Food review: The Whistling Duck, Hertford
PUBLISHED: 12:19 07 April 2015
Food and drink editor Richard Cawthorne is impressed by good food and excellent service at Hertford’s ‘riverside rendezvous’
There’s something about quirky restaurant names that excites curiosity. I had noted the Whistling Duck some time ago and finally worked round to it, encouraged not only by the name but its description of itself as ‘Hertfordshire’s riverside rendezvous’ and promises on the website of being surrounded by some of the area’s best countryside. None of this has much to do with food, beyond suggesting the setting might provide the right sort of atmosphere in which to dine, but the menu, under the command of head chef Marlon Erne, clinched it with a sprinkling of distinctly above-average touches.
The restaurant is part of the complex housing the Riverside Garden Centre, the waterway at whose side it makes its rendezvous being the River Lea at its junction with Bayford Brook. It’s about a mile from Hertford town centre along Lower Hatfield Road. Among its attractions, the Whistling Duck boasts a dining terrace overlooking the water, great for warmer times but sadly out of bounds on my visit owing to a late onslaught of winter which had those present enjoying the indoors rather than the out.
The Whistling Duck occupies a large space, decked out with modern furniture and decor, bright and airy with a polished wooden floor setting off the bright red dining chairs and classily-dressed tables. All very inviting and, on the evening I visited, midweek and again possibly because of the chill factor not very busy, backed up by a particularly warm welcome. Those of us who had ventured out found it all quite cosy on our selection of tables clustered in one corner, close enough to share a companionable atmosphere without intruding on one another. As with any restaurant worth its salt, once the food began arriving these considerations faded into the background.
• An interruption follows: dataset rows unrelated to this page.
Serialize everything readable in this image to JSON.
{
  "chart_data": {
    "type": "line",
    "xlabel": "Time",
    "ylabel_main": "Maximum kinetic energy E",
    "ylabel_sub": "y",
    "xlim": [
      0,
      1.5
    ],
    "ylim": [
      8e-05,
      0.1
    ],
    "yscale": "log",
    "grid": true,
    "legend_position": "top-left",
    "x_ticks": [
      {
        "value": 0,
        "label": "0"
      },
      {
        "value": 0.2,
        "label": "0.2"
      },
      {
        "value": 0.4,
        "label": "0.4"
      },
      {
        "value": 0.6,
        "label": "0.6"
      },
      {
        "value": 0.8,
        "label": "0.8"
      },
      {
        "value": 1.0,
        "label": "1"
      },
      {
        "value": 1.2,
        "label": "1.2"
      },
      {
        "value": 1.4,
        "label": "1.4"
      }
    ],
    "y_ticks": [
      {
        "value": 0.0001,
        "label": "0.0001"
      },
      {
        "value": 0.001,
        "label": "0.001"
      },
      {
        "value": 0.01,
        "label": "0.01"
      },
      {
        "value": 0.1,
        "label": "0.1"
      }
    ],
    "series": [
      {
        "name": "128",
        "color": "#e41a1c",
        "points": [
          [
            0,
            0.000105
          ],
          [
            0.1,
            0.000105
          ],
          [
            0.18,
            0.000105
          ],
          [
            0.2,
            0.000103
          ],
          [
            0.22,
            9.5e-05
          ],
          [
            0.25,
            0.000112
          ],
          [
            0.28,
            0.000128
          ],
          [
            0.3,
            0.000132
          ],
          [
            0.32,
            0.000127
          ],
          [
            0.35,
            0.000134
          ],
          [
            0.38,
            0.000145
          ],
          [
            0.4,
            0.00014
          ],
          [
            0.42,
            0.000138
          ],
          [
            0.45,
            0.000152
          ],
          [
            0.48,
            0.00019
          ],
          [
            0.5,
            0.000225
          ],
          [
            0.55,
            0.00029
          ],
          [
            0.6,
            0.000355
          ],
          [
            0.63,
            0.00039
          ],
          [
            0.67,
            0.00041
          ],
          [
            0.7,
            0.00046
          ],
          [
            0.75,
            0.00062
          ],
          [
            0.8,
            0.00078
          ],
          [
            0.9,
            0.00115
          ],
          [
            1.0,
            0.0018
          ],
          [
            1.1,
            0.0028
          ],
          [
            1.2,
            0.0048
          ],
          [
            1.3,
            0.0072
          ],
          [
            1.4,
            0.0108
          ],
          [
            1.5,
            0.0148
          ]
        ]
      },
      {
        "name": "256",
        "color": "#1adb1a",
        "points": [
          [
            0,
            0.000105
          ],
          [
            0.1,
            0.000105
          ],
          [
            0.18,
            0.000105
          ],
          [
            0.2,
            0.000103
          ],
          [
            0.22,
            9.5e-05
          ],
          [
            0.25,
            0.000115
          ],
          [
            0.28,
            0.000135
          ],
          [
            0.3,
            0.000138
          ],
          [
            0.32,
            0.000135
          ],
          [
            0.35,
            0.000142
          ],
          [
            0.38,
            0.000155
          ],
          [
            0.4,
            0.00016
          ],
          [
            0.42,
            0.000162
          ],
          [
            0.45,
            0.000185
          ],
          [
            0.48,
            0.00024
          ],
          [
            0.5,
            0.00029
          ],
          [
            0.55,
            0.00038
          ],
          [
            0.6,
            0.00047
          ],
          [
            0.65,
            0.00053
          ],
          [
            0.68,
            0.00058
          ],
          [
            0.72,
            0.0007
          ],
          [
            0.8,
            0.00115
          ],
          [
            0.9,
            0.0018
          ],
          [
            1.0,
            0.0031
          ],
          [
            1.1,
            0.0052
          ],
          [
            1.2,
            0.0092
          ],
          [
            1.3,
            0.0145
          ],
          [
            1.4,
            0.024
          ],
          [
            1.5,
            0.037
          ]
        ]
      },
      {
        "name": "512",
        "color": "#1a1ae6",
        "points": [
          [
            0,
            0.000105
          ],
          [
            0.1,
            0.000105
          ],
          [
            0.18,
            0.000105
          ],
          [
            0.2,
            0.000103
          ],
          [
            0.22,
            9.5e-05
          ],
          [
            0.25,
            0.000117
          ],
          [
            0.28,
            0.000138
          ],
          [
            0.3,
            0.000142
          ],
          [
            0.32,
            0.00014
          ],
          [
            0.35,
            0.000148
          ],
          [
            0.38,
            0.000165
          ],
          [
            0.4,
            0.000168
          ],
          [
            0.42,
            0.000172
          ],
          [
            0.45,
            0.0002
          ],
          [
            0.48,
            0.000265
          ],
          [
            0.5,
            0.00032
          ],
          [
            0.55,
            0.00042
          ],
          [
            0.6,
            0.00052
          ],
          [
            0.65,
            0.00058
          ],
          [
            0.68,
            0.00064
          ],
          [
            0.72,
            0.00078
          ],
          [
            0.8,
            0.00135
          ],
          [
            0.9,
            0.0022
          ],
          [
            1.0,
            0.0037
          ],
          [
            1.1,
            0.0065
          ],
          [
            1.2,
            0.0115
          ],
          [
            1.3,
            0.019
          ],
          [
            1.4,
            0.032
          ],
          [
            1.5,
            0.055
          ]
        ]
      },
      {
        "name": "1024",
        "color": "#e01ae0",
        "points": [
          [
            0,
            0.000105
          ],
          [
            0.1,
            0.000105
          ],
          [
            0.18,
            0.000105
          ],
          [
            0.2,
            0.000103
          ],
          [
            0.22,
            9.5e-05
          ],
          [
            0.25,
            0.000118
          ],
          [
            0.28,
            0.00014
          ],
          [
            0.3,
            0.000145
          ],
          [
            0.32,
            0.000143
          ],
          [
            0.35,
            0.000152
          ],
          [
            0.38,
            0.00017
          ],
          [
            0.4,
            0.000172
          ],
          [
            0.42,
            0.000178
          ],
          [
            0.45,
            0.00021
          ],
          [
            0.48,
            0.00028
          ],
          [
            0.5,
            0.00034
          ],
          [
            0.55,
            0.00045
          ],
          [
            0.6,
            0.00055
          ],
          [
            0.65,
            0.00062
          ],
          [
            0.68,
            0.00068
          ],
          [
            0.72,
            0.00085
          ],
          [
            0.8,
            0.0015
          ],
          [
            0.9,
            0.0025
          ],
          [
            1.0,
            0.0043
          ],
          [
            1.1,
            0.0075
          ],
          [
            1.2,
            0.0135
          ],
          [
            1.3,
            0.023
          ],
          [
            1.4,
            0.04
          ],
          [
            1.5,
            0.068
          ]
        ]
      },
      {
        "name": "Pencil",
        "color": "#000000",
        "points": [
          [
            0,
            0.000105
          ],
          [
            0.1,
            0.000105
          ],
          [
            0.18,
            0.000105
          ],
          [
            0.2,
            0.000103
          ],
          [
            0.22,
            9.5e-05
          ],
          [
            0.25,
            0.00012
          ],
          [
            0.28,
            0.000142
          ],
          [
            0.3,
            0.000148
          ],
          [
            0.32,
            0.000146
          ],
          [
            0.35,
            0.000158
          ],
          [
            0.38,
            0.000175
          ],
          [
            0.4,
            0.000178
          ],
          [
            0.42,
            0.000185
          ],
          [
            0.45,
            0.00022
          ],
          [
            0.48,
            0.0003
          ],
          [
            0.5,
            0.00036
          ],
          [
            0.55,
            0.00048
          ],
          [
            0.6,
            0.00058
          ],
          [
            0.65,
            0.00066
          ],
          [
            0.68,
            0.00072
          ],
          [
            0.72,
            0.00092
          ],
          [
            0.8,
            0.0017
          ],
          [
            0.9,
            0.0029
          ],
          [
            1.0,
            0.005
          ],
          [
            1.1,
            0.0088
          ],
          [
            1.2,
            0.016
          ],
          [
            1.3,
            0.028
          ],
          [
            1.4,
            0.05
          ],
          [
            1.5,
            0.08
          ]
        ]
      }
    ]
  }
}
The a la carte menu, reinforced since last year by a list of specials from the grill, is built around classic British lines, but chef Erne did his training in the Philippines and some full Asian flavours come through in some of his work. This became apparent among the starters with the sweet chilli sizzling tiger prawns (£7.95) served with mixed sweet peppers, which went down a treat across the table. Not so exotic, my fig, Parma ham and rocket salad (£5.95) with sundried tomato, toasted pine nuts and vinaigrette dressing depended on the quality of the ingredients to make its point, which it did quite adequately. Other tempting choices on this section of the menu include Moroccan spiced chicken livers (£4.95) served with ciabatta and a salad garnish, or grilled sweet potato (£5.95) topped with red onion jam, Cheddar cheese and balsamic dressing.The restaurant named as it was, it was almost a foregone conclusion that for main course I should order the honey-roasted duck breast (£14.95), a favourite of mine anyway, in this case with mangetout, braised red cabbage and a soy and ginger dressing. The menu specified it was served pink, which was fine by me but is not to everybody’s taste. Perhaps mindful of this, my fellow critic was given the option of choosing the cooking style for her herb-crusted rack of lamb (£18.95), which the menu indicated would also normally be served pink. She asked instead for a medium roast and was impressed that it arrived exactly as requested, complete with the advertised accompaniments of fondant potato, braised Savoy cabbage and a red wine and rosemary jus. Her only criticism was that though it was indeed herby, the crust part seemed to be lacking. Other mains that caught our eye for a return visit included herb-crusted salmon supreme (£11.95) with crushed new potatoes, broccoli and a butter sauce, or Asian-style slow-cooked pork belly (£13.95) with creamy mashed potato, Savoy cabbage, carrots and a sweet soy and lime sauce.The dessert menu produced a rare treat, crêpes Suzette (£9.95), not often seen nowadays but prepared in the traditional way and with impressive skill in a flaming pan at table. My more prosaic but also favourite apple and blackberry crumble (£5.95) arrived without theatrics but, typically of the service we were experiencing, with custard as I had requested rather than the cream or vanilla ice cream specified on the menu.
With two unassuming but competent glasses of wine, a Tierra Antica sauvignon blanc (£6.70) from Chile’s Central Valley and a Carmen pinot noir reserva (£8.65), also from Chile, this was an enjoyable meal in pleasant and relaxing surroundings, uplifted by good but unfussy food and with the magic touch of excellent service. We look forward to summer and experiencing the waterside terrace.
BOOK A TABLE
The Whistling Duck
Lower Hatfield Road
Hertford SG13 8XX
The cost of this dinner for two was £87.56 for three courses, including two glasses of wine and service.
This is an independent review featuring a restaurant selected and experienced by our food and drink editor. The restaurant was not told it was being reviewed.